By Kang Hyun-kyung
Staff Reporter
President-elect Lee Myung-bak said Wednesday it will be tough for Korea to achieve 7 percent economic growth in 2008 as he pledged during his campaign.
Lee said the world economic outlook is dismal, as a variety of unexpected negative factors have appeared.
``Raw material prices are soaring and exchange rates are unstable. In addition, the subprime mortgage crisis has hit the global economy,'' Lee said in a meeting in Seoul with the heads of 10 public and private think tanks, including the Korea Development Institute (KDI) and Samsung Economic Research Institute (SERI).
``I am fully aware that it's not easy to make the economy grow fast. But we should do something to boost it because the situation facing working-class families is much more serious than perceived,'' Lee said.

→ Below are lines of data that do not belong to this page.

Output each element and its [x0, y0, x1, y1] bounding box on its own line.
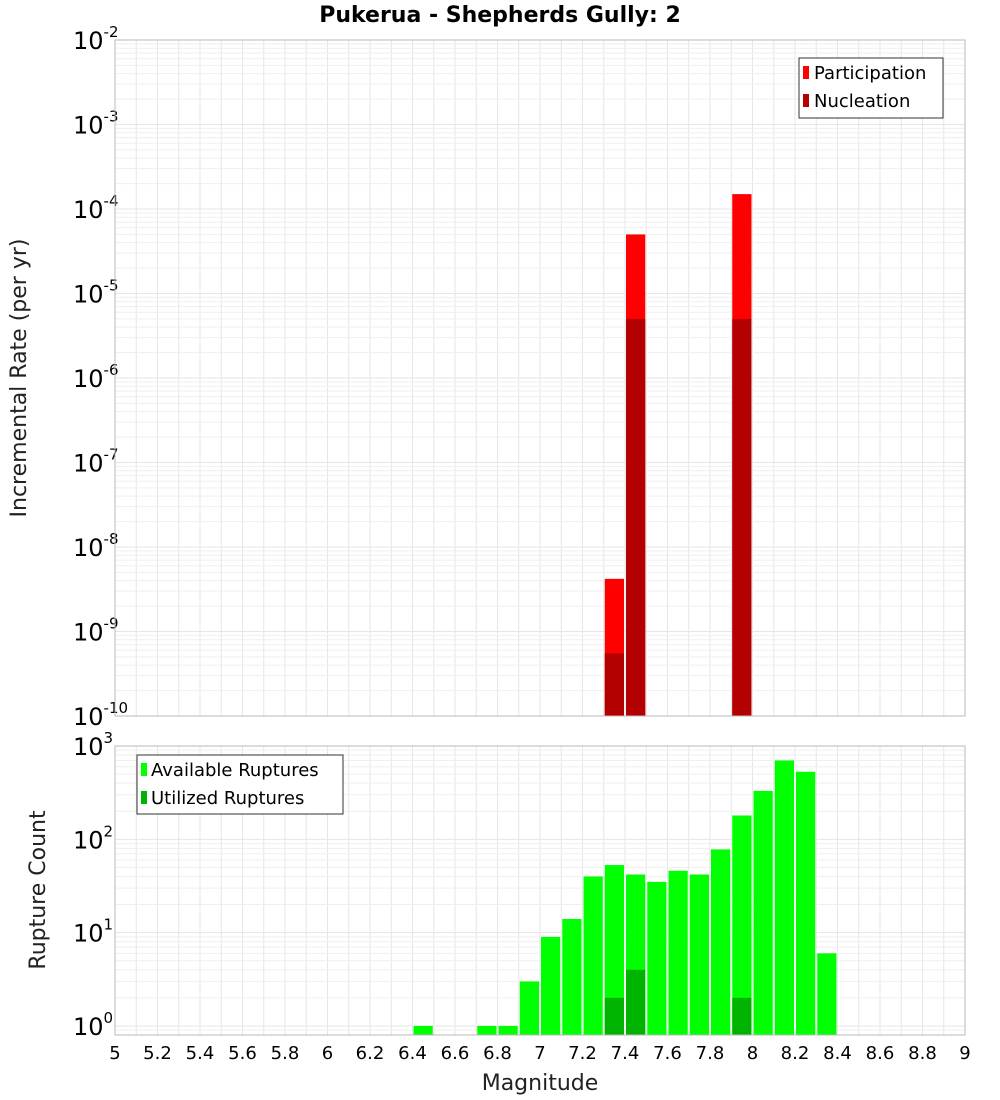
x-tick-label: 7.8	[696, 1043, 725, 1064]
x-tick-label: 8.8	[908, 1043, 937, 1064]
rate-y-tick-label: 10-4	[73, 192, 119, 224]
count-legend: Available Ruptures Utilized Ruptures	[136, 754, 344, 815]
rate-bar-nucleation	[626, 318, 646, 716]
x-tick-label: 7	[534, 1043, 545, 1064]
x-tick-label: 8	[747, 1043, 758, 1064]
x-tick-label: 8.2	[781, 1043, 810, 1064]
x-tick-label: 7.2	[568, 1043, 597, 1064]
count-y-tick-label: 100	[73, 1009, 113, 1041]
x-tick-label: 5.2	[143, 1043, 172, 1064]
count-bar-available-ruptures	[583, 876, 603, 1035]
legend-swatch-available	[141, 763, 147, 776]
rate-panel: 10-10 10-9 10-8 10-7 10-6 10-5 10-4 10-3 10-2 In…	[7, 23, 966, 731]
rate-bars	[604, 194, 752, 717]
rate-y-tick-label: 10-8	[73, 530, 119, 562]
legend-swatch-utilized	[141, 791, 147, 804]
count-bar-available-ruptures	[477, 1025, 497, 1035]
count-bar-available-ruptures	[519, 981, 539, 1035]
rate-grid	[114, 39, 966, 717]
x-tick-label: 6	[322, 1043, 333, 1064]
rate-y-tick-label: 10-10	[73, 699, 128, 731]
count-bar-available-ruptures	[541, 936, 561, 1035]
count-bar-available-ruptures	[498, 1025, 518, 1035]
count-y-ticks: 100 101 102 103	[73, 729, 113, 1041]
x-tick-label: 6.4	[398, 1043, 427, 1064]
rate-legend-box	[798, 57, 944, 119]
legend-label-participation: Participation	[814, 63, 926, 84]
count-legend-box	[136, 754, 344, 815]
count-bar-available-ruptures	[647, 881, 667, 1035]
x-tick-label: 9	[959, 1043, 970, 1064]
x-tick-label: 6.8	[483, 1043, 512, 1064]
x-tick-label: 8.6	[866, 1043, 895, 1064]
rate-y-tick-label: 10-2	[73, 23, 119, 55]
legend-label-nucleation: Nucleation	[814, 91, 910, 112]
count-bar-utilized-ruptures	[604, 997, 624, 1035]
rate-y-axis-label: Incremental Rate (per yr)	[7, 239, 32, 518]
rate-y-tick-label: 10-7	[73, 446, 119, 478]
count-y-axis-label: Rupture Count	[26, 810, 51, 970]
chart-title: Pukerua - Shepherds Gully: 2	[319, 3, 681, 28]
count-bar-available-ruptures	[774, 760, 794, 1035]
count-y-tick-label: 101	[73, 916, 113, 948]
rate-y-tick-label: 10-3	[73, 108, 119, 140]
rate-y-tick-label: 10-6	[73, 361, 119, 393]
count-bar-available-ruptures	[732, 815, 752, 1035]
count-y-tick-label: 103	[73, 729, 113, 761]
x-tick-label: 5.6	[228, 1043, 257, 1064]
x-tick-label: 6.6	[441, 1043, 470, 1064]
rate-bar-nucleation	[732, 318, 752, 716]
legend-swatch-nucleation	[803, 94, 809, 107]
count-bar-available-ruptures	[753, 790, 773, 1035]
x-tick-label: 6.2	[356, 1043, 385, 1064]
count-panel: 100 101 102 103 5 5.2 5.4 5.6 5.8 6 6.2 6.4 6.6 6.8 7…	[26, 729, 971, 1096]
count-bar-available-ruptures	[562, 919, 582, 1035]
count-bar-available-ruptures	[668, 870, 688, 1035]
count-y-tick-label: 102	[73, 822, 113, 854]
x-tick-label: 5.8	[271, 1043, 300, 1064]
count-bar-available-ruptures	[604, 865, 624, 1035]
count-bar-available-ruptures	[711, 849, 731, 1035]
x-tick-labels: 5 5.2 5.4 5.6 5.8 6 6.2 6.4 6.6 6.8 7 7.2 7.4 7.6 7.8 8…	[109, 1043, 970, 1064]
count-bar-available-ruptures	[817, 953, 837, 1035]
rate-legend: Participation Nucleation	[798, 57, 944, 119]
legend-label-utilized: Utilized Ruptures	[151, 788, 304, 809]
x-tick-label: 7.4	[611, 1043, 640, 1064]
rate-bar-nucleation	[604, 653, 624, 716]
count-bar-utilized-ruptures	[626, 969, 646, 1035]
count-bars	[413, 760, 837, 1035]
x-axis-label: Magnitude	[482, 1071, 599, 1096]
rate-y-tick-label: 10-9	[73, 615, 119, 647]
rate-y-tick-label: 10-5	[73, 277, 119, 309]
x-tick-label: 7.6	[653, 1043, 682, 1064]
rate-plot-border	[114, 39, 966, 717]
count-plot-border	[114, 745, 966, 1036]
legend-label-available: Available Ruptures	[151, 760, 319, 781]
count-bar-available-ruptures	[689, 874, 709, 1035]
count-bar-available-ruptures	[413, 1025, 433, 1035]
x-tick-label: 5	[109, 1043, 120, 1064]
x-tick-label: 8.4	[823, 1043, 852, 1064]
legend-swatch-participation	[803, 66, 809, 79]
x-tick-label: 5.4	[186, 1043, 215, 1064]
count-bar-utilized-ruptures	[732, 997, 752, 1035]
count-bar-available-ruptures	[796, 771, 816, 1035]
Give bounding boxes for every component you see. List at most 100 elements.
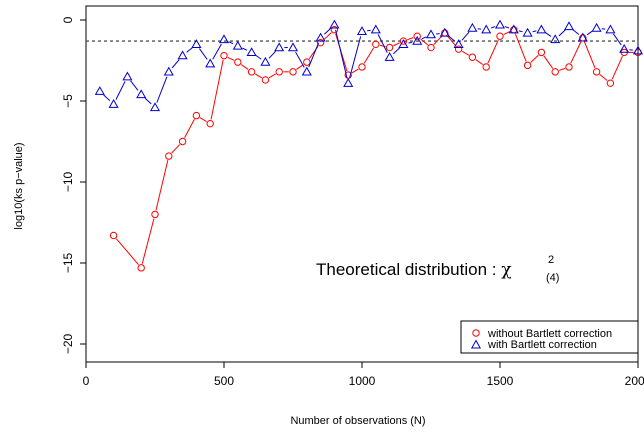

His remark seems to mean he has already backed away from his three-point flagship pledge _ 7 percent economic growth, per capita income of $40,000 and becoming the 7th largest economy in 10 years.
The figure suggested by the President-elect is much higher than the projected rate by 13 private and public think tanks.
Previously, the KDI and 12 other think tanks projected an annual growth rate for 2008 at 4.99 percent.
During the meeting, Kim Jong-seok, president of the Korea Economic Research Institute (KERI), pointed out that the next government should prioritize stabilizing interest rates.
``It is a widely held notion that the economic outlook for this year is extremely dismal. The Lee government should adopt precautionary measures to tackle the negative impact of the unstable global financial market on the economy,'' Kim said.
Hyun Jung-taik of the state-funded KDI suggested a four-point policy designed to maximize growth potential and stimulate business investment.
The four are deregulation, labor market flexibility, education reform and early ratification of free trade agreements between Seoul and Washington.
Prof. Shin In-suk of Chung-Ang University said, ``It is impossible to achieve 7 percent growth annually. If the new government takes measures to stimulate the economy, it will only make things worse.''
Economists described signs of recession in the U.S. as a bad indicator for the Korean economy.
A recent survey showed many of the 100 leading local economists are also skeptical over Lee's inland canal project.
These economists said the project is a government-led measure to stimulate the economy, but that this is unlikely to succeed in light of the poor prospects for the global economy.
The incoming President and GNP lawmakers dismissed this skeptical view.
Rep. Park Heong-joon, head of the planning subcommittee of the transition team, told a radio program that the new government is not considering artificial measures to boost the economy.
``The strategy we are seeking to boost the economy is bolstering growth potential dramatically through investment in R&D, quality human capital and deregulation,'' Park said.
The stronger the growth potential, the more chances to achieve the 7 percent goal, he added.
The right-hand man of President-elect Lee agreed that it might be hard to achieve the 7 percent growth rate this year.
``I assume that the new government will achieve annual growth between 4.7 and 5 percent by the end of this year. Our goal is to find ways to add 1 percentage point to the projected growth rate,'' Rep. Park said.